Braden studied her a moment and didn’t press for details. “I won’t let you exploit my sister for a news story.”
He said it so matter-of-factly that there was no doubt he meant it. “It’s going to get in the news anyway. Why not let me break it? Besides, I could help you. Publicity will put pressure on police to work hard to find her.”
“I don’t need that kind of help. This is a private family matter.”
“You heard the man. You aren’t going,” Lincoln said.
Now she was getting mad. “Why do you always think whatever I do is a bandage for what happened?”
“Because everything you’ve done since then has been exactly that.”
She had to find a way to convince him he was wrong. “Define everything.”
“You’ve gone overboard in the last few years,” Lincoln said. “If you aren’t saving puppies or volunteering to help natural disaster victims, you’re jumping out of planes every week. Slow down.”
“I don’t jump out of airplanes every week.”
“You know what I’m saying, A.”
She loved it when he called her A. It had begun when she was in school and received the one and only A in twelfth grade. That’s when she’d aspired to go to college. That one A, and her brother making her feel so good about it.
“I need a good story,” she said simply, pleading.
“Maybe I shouldn’t have come.” Braden turned to leave and then froze.
Arizona looked to see what had stopped him. A white BMW was parked across the street. A man sat inside.
“Who is that?” her brother asked.
With all three of them staring, the man in the BMW drove into the street and disappeared under the canopy of trees down the road.
Braden swore.
The rough sound captivated Arizona. So did his edgy profile. The translucence of his eyes radiated strength. So did his straight, proportioned nose, for some unknown reason to her. A mouth worth exploring. She didn’t understand the potency of her response to him.

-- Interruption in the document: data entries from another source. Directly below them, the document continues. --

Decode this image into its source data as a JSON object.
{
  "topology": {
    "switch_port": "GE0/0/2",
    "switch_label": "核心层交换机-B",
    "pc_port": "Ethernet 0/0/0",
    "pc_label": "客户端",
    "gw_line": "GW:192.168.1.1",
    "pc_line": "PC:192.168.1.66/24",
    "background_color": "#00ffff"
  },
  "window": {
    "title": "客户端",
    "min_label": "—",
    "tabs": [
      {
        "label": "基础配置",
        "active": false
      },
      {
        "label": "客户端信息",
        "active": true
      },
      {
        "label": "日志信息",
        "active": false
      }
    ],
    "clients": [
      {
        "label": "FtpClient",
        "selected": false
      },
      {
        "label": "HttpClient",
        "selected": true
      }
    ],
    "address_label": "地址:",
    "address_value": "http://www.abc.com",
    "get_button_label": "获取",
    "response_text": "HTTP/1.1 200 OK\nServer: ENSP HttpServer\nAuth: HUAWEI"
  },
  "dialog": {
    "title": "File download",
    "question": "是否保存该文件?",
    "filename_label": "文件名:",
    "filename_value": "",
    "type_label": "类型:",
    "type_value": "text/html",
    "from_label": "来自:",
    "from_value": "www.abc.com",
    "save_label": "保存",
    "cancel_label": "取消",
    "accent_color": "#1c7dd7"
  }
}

Who are you? she nearly asked.
He turned to her, caught what must be her rapturous look, and the tension along his brow tightened. “Do you really jump out of planes?”
“Occasionally.” She was still drowning in his sex appeal.

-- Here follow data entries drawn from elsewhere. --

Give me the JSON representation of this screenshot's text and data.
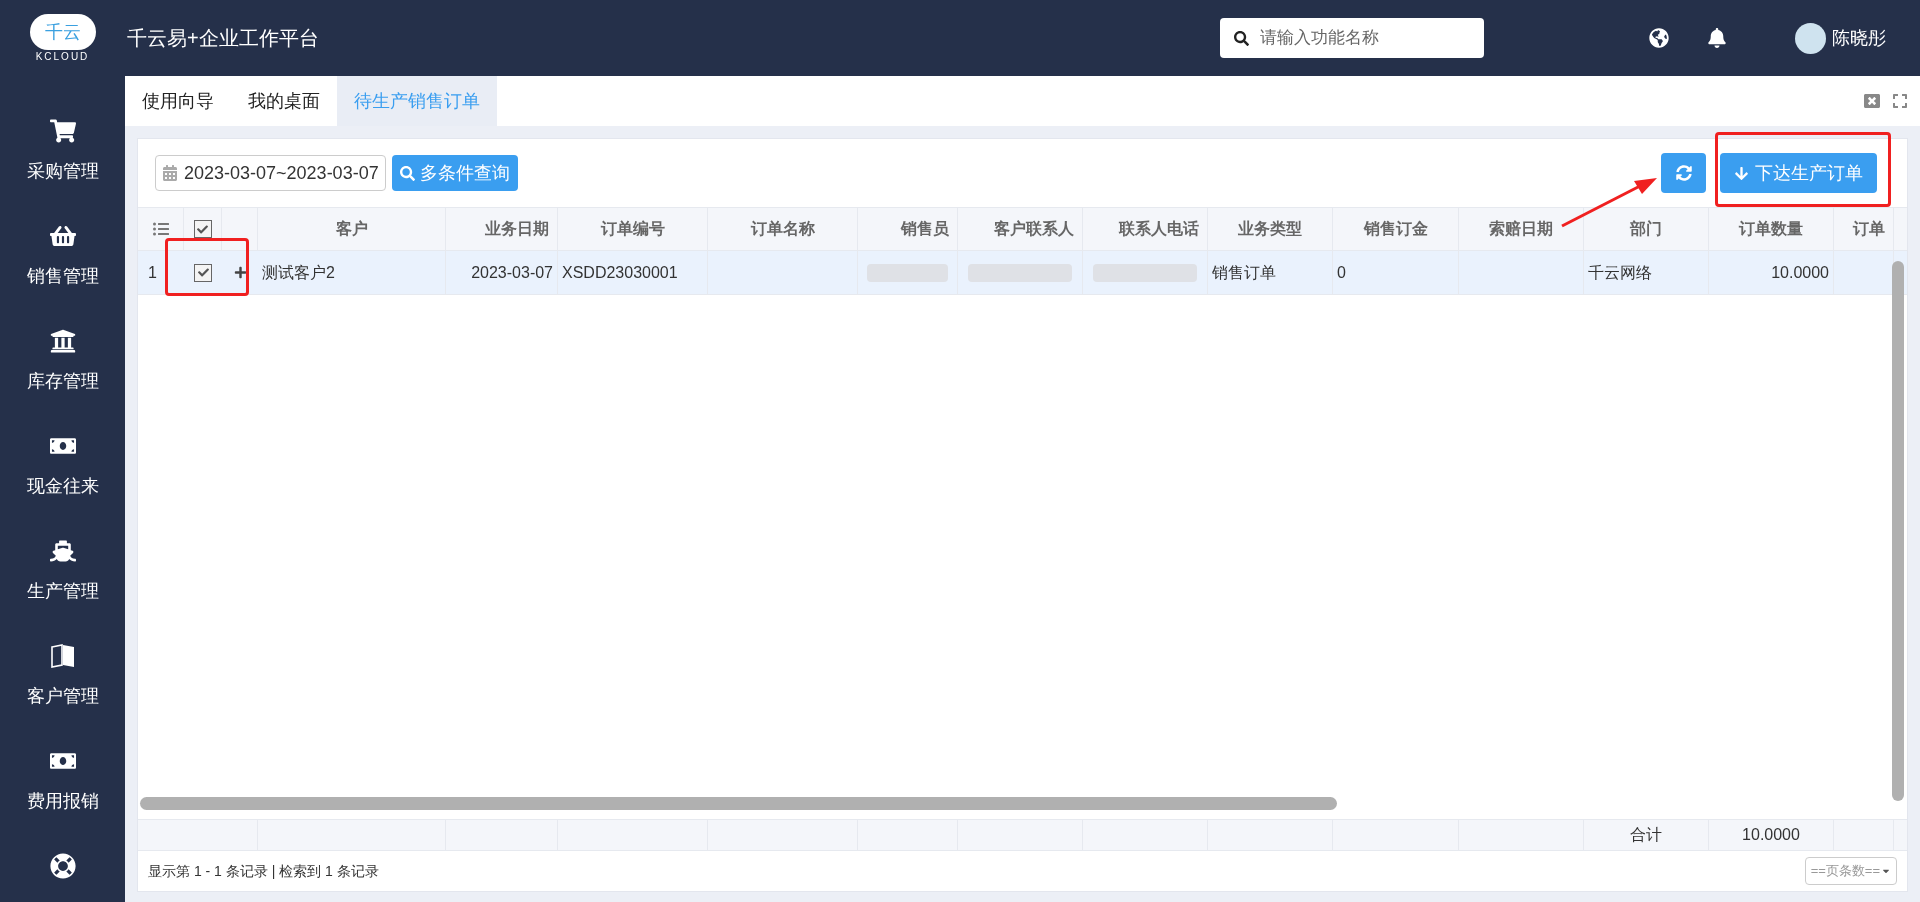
{
  "header": {
    "logo": {
      "text": "千云",
      "subtext": "KCLOUD"
    },
    "title": "千云易+企业工作平台",
    "search": {
      "placeholder": "请输入功能名称"
    },
    "user": {
      "name": "陈晓彤"
    }
  },
  "sidebar": {
    "items": [
      {
        "kind": "cart",
        "label": "采购管理"
      },
      {
        "kind": "basket",
        "label": "销售管理"
      },
      {
        "kind": "bank",
        "label": "库存管理"
      },
      {
        "kind": "money",
        "label": "现金往来"
      },
      {
        "kind": "ship",
        "label": "生产管理"
      },
      {
        "kind": "language",
        "label": "客户管理"
      },
      {
        "kind": "money",
        "label": "费用报销"
      },
      {
        "kind": "lifering"
      }
    ]
  },
  "tabs": [
    {
      "label": "使用向导",
      "selected": false
    },
    {
      "label": "我的桌面",
      "selected": false
    },
    {
      "label": "待生产销售订单",
      "selected": true
    }
  ],
  "toolbar": {
    "date_range": "2023-03-07~2023-03-07",
    "query_button": "多条件查询",
    "issue_button": "下达生产订单"
  },
  "table": {
    "header_checked": true,
    "columns": [
      "客户",
      "业务日期",
      "订单编号",
      "订单名称",
      "销售员",
      "客户联系人",
      "联系人电话",
      "业务类型",
      "销售订金",
      "索赔日期",
      "部门",
      "订单数量",
      "订单"
    ],
    "rows": [
      {
        "index": "1",
        "checked": true,
        "selected": true,
        "cells": [
          {
            "kind": "text",
            "text": "测试客户2"
          },
          {
            "kind": "text",
            "text": "2023-03-07"
          },
          {
            "kind": "text",
            "text": "XSDD23030001"
          },
          {
            "kind": "empty"
          },
          {
            "kind": "blurred"
          },
          {
            "kind": "blurred"
          },
          {
            "kind": "blurred"
          },
          {
            "kind": "text",
            "text": "销售订单"
          },
          {
            "kind": "text",
            "text": "0"
          },
          {
            "kind": "empty"
          },
          {
            "kind": "text",
            "text": "千云网络"
          },
          {
            "kind": "text",
            "text": "10.0000"
          },
          {
            "kind": "empty"
          }
        ]
      }
    ],
    "totals": {
      "label": "合计",
      "quantity": "10.0000"
    }
  },
  "footer": {
    "summary": "显示第 1 - 1 条记录 | 检索到 1 条记录",
    "page_size": "==页条数=="
  }
}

His eyes scanned all over her face, nothing showing as to what he thought of her favorite sport. “Then go do that instead of a story on my sister.”

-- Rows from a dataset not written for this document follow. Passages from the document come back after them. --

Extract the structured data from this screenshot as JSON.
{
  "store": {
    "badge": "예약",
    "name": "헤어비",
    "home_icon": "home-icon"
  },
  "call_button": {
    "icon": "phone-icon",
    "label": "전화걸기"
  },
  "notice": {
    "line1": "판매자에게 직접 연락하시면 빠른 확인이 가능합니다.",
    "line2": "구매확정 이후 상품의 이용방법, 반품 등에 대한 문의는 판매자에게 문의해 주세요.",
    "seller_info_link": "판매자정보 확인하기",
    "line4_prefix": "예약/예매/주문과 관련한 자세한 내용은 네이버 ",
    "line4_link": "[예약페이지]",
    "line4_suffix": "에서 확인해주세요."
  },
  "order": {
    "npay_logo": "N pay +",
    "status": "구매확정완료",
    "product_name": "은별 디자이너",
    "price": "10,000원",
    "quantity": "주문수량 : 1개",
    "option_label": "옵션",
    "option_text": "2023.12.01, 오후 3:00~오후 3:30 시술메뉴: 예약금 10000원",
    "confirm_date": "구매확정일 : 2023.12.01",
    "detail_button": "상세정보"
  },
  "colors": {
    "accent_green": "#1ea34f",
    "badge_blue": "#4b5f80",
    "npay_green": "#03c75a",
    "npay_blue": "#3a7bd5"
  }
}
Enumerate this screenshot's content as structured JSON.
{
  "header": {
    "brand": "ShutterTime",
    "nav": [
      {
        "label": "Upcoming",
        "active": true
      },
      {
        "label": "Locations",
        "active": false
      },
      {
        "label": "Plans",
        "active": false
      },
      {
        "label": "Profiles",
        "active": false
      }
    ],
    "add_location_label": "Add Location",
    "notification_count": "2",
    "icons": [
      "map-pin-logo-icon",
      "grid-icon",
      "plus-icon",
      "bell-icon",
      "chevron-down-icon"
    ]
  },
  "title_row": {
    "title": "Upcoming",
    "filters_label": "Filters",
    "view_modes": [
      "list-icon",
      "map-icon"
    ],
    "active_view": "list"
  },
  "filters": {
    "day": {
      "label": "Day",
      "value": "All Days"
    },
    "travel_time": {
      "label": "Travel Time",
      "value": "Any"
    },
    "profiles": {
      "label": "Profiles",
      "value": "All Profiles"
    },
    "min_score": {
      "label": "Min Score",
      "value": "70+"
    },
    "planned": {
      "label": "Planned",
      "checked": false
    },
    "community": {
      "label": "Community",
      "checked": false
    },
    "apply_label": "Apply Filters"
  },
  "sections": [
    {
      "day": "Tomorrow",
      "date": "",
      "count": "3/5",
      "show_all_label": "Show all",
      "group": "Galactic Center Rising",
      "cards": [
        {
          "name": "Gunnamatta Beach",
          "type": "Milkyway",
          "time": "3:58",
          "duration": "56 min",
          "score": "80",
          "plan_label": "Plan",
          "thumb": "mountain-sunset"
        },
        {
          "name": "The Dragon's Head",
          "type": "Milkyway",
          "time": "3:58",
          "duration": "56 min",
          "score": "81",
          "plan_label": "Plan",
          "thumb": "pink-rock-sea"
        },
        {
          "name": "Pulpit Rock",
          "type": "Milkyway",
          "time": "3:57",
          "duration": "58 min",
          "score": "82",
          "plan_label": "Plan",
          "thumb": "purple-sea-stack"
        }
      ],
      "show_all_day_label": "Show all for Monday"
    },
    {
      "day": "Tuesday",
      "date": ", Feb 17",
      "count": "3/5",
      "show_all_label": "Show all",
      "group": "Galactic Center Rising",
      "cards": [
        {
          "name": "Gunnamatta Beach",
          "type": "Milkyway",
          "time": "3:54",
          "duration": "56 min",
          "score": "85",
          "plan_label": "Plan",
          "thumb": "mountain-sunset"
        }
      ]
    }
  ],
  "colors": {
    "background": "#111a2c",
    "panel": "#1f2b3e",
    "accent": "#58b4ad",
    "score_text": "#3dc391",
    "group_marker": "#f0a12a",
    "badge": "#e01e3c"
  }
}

While the affront doused the heat simmering in her, he glanced up the street once more.
Lincoln noticed. “Are you being followed?”
“I shouldn’t have come.” He started to walk away.
“Wait.”
Reluctantly, he faced them again. Arizona began to feel contrite. He’d come for help from Lincoln, and she had interfered.
She sighed her exasperation. “All right. I’m leaving.”
Kissing her brother’s cheek, she said to Braden, “Nice to meet you.”
He just watched her, surprise emerging into his nearly unreadable eyes. He hadn’t expected her to back down. Well, she lived with aggressive reporters all the time. While she intended to do a serious story, she couldn’t inflict the same torture on Braden and his sister. She’d just have to find another opportunity.
Making her way down the narrow driveway, she started for her car. The street in this old neighborhood wasn’t wide, leaving little room for cars to pass. The houses were big and close together, with mature trees towering above. All part of the charm.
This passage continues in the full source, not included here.